To evaluate the transverse resolution, axial resolution, detection efficiency, and lesion detectability of the system design, we perform analytical simulation studies of a planar hot-rod, a Defrise disk, a uniform cylindrical source, and a contrast phantom. The lesion detectability is performed with a total activity of 0.6 MBq in the contrast phantom, to simulate a total-body activity of 300 MBq in a typical planar molecular breast imaging study, and an acquisition time of 10 min.

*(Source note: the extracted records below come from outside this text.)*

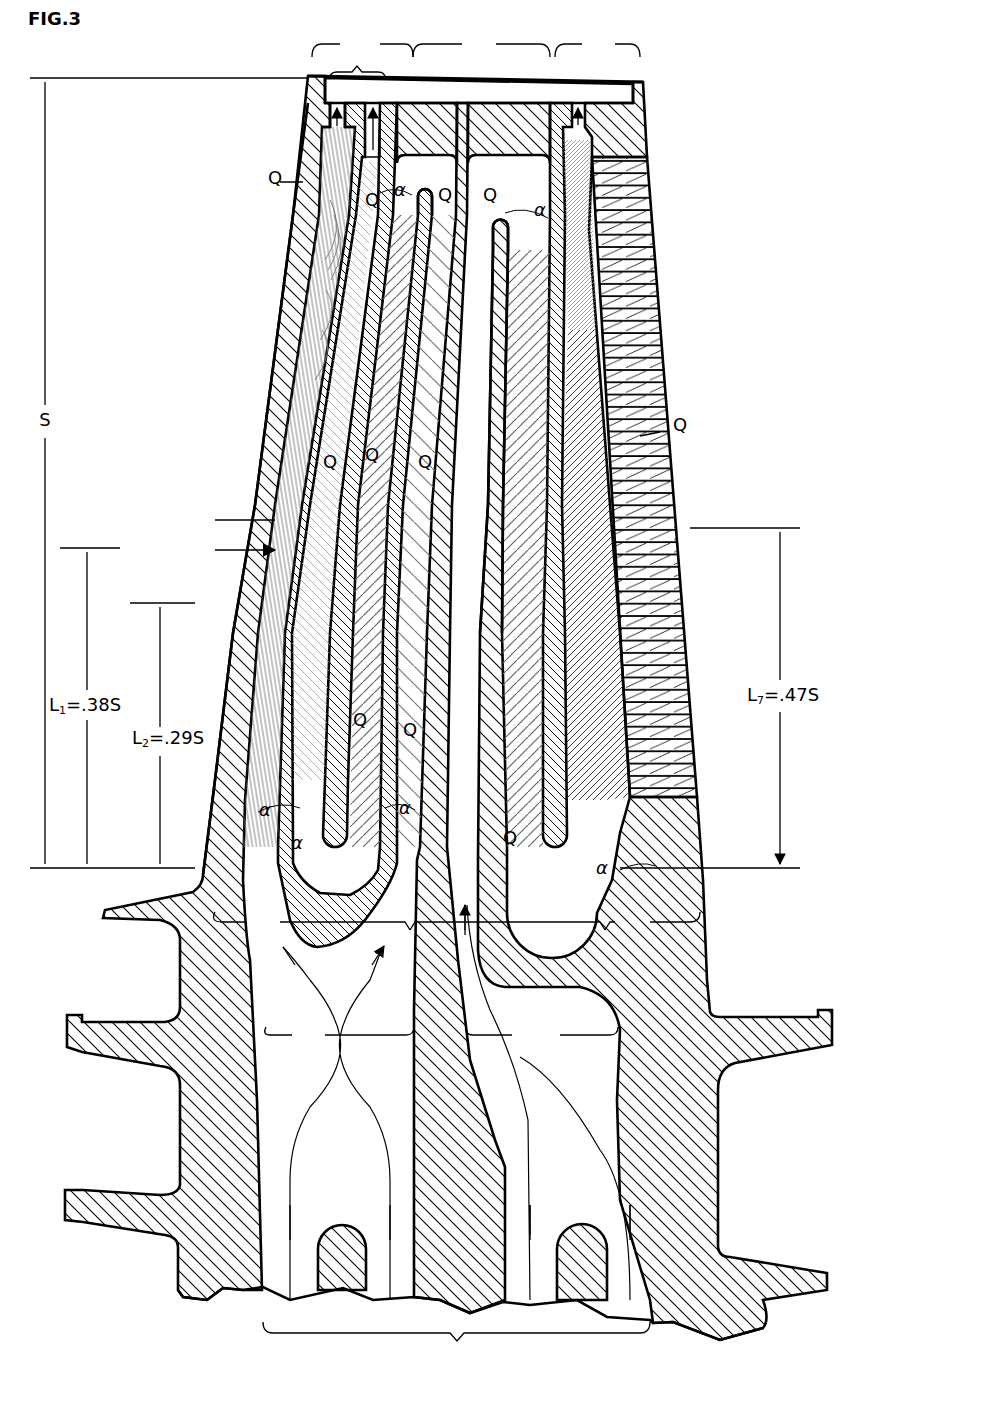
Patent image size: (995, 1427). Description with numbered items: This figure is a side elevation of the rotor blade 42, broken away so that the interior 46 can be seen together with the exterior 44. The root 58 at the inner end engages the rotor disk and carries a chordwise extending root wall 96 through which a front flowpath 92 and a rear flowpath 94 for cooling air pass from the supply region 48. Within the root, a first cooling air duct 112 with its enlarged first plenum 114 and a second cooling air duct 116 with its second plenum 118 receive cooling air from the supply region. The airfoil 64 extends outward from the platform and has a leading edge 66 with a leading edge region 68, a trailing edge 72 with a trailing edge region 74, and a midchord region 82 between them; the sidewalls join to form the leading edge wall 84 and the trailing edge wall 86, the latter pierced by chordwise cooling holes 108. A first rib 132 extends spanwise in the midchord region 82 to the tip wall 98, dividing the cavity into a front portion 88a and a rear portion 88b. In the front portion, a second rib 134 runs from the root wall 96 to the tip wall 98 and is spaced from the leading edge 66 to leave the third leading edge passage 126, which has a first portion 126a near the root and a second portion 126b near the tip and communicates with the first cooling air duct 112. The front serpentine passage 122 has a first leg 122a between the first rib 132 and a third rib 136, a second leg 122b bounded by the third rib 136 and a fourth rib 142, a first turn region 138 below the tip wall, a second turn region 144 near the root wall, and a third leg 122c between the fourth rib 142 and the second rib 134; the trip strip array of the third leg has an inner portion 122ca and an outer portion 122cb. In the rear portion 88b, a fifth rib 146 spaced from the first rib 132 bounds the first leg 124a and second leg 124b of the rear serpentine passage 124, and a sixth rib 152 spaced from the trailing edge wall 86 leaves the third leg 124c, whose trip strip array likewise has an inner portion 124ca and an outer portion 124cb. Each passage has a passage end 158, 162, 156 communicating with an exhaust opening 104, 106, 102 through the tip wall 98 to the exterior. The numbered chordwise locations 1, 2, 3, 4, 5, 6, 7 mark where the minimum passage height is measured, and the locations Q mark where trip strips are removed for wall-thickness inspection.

The chordwise location 1 is at (257, 842).
The chordwise location 2 is at (303, 861).
The chordwise location 3 is at (369, 837).
The chordwise location 4 is at (406, 847).
The chordwise location 5 is at (333, 687).
The chordwise location 6 is at (519, 861).
The chordwise location 7 is at (587, 837).
The rotor blade 42 is at (235, 110).
The exterior 44 is at (312, 76).
The interior 46 is at (514, 204).
The supply region 48 is at (456, 1343).
The root 58 is at (712, 963).
The airfoil 64 is at (278, 458).
The leading edge 66 is at (312, 113).
The leading edge region 68 is at (313, 480).
The trailing edge 72 is at (650, 130).
The trailing edge region 74 is at (627, 480).
The midchord region 82 is at (499, 491).
The leading edge wall 84 is at (303, 205).
The trailing edge wall 86 is at (652, 262).
The front portion of cavity 88a is at (339, 1034).
The rear portion of cavity 88b is at (542, 1034).
The front flowpath 92 is at (356, 1058).
The rear flowpath 94 is at (660, 329).
The root wall 96 is at (670, 925).
The tip wall 98 is at (498, 179).
The opening in tip wall 102 is at (323, 90).
The opening in tip wall 104 is at (378, 103).
The opening in tip wall 106 is at (570, 102).
The cooling holes 108 is at (683, 352).
The first cooling air duct 112 is at (318, 1197).
The first plenum 114 is at (275, 1088).
The second cooling air duct 116 is at (557, 1197).
The second plenum 118 is at (585, 1062).
The front serpentine passage 122 is at (438, 150).
The first leg of front serpentine passage 122a is at (388, 944).
The second leg of front serpentine passage 122b is at (336, 864).
The third leg of front serpentine passage 122c is at (363, 552).
The inner portion of trip strip array 122ca is at (305, 700).
The outer portion of trip strip array 122cb is at (345, 338).
The rear serpentine passage 124 is at (497, 150).
The first leg of rear serpentine passage 124a is at (510, 925).
The second leg of rear serpentine passage 124b is at (528, 580).
The third leg of rear serpentine passage 124c is at (557, 487).
The outlet leg lower portion 124ca is at (620, 692).
The outlet leg upper portion 124cb is at (587, 332).
The third leading edge passage 126 is at (300, 150).
The first portion of third passage 126a is at (317, 308).
The second portion of third passage 126b is at (290, 266).
The first rib 132 is at (445, 478).
The second rib 134 is at (332, 240).
The third rib 136 is at (410, 402).
The first turn region 138 is at (443, 167).
The fourth rib 142 is at (360, 395).
The second turn region 144 is at (207, 872).
The fifth rib 146 is at (487, 527).
The rib wall 152 is at (520, 615).
The passage end 156 is at (322, 136).
The passage end 158 is at (382, 160).
The passage end 162 is at (582, 122).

Results: The optimal configuration of the metal plate is having twenty 2-mm slit apertures and moving in the axial direction with a fixed 2-mm step size over a 10-mm range. The average detection efficiency in the FOV is 4.8%. With enhanced sampling in the axial direction, the planar hot-rod phantom study shows that the best achievable transverse image resolution is 2.5 mm in noise-free condition and 3.0 mm with a total activity of 3 MBq in 10 min acquisition time. The best achievable axial image resolution is 3.0 mm. With a criterion of contrast to noise ratio > 3, the lesions of 3.0 mm, 4.0 mm, and 5.0 mm can be identified at a contrast condition of 20:1, 10:1, and 5:1 respectively.
Conclusions: We have proposed an SC-SPEBT design, optimized a few of its geometrical and movement parameters, and assessed its imaging performance. The imaging system shows a resolution of 3-mm, detection efficiency of 4.8%, and improved lesion detectability as compared to published planar molecular breast imaging results.